A Blue Cove, à quelques milliers de kilomètres de là, il neige et elle est à peu près convaincue que Raines et Lyle retournent la moitié des congères du Delaware pour la retrouver. Bon courage à eux. Cinq années comme nettoyeuse et tout autant de traque intensive, elle a appris quelques trucs, il n’y a pas que Jarod qui peut disparaître à volonté. Elle tire un peu sur la veste pour la décoller de sa peau moite, mais elle lutte contre la tentation de soulever ses cheveux pour se rafraîchir la nuque. Elle se rend compte tout d’un coup qu’elle n’aime pas tellement la chaleur : elle aime être propre et impeccable et irréprochable, toutes choses qui deviennent compliquées quand le thermomètre monte dans les 38°C. Elle regarde ses escarpins et pense à la paire de sandales à talons. Dans sa valise, à l’hôtel.
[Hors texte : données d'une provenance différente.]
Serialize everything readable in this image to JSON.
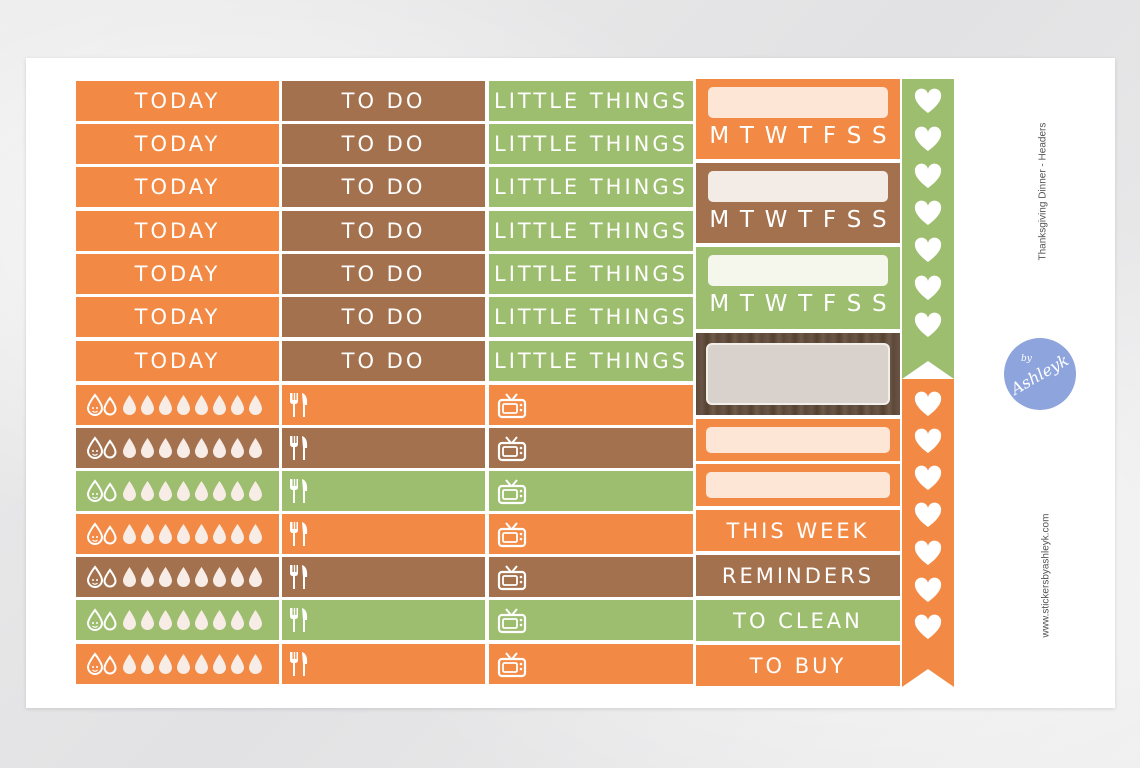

Ca faisait un moment que Jarod ne s’était pas manifesté. Après Carthis, les choses ont... elle ne veut pas poursuivre sur ce train de pensée, ça faisait un moment que Jarod ne s’était pas manifesté, point. Pour le Centre, il ne s’est toujours pas manifesté, soit dit en passant, ça a été uniquement pour son bénéfice personnel. Elle aurait pu, dû, en parler mais elle ne l’a pas fait. Ca semble évident qu’elle ne l’a pas fait, non ? Elle ne se voyait pas expliquer au cannibale et à Nosferatu pourquoi Jarod lui envoyait un coeur en sucre et une paire de menottes. Elle ne se voyait pas leur expliquer que c’était la deuxième fois en quelques années que Jarod lui envoyait un coeur en sucre à cette période de l’année, ni ce qu’elle avait fait du premier. Elle ne se voyait pas leur expliquer que le coeur en sucre signifiait exactement ce qu’il avait l’air de signifier.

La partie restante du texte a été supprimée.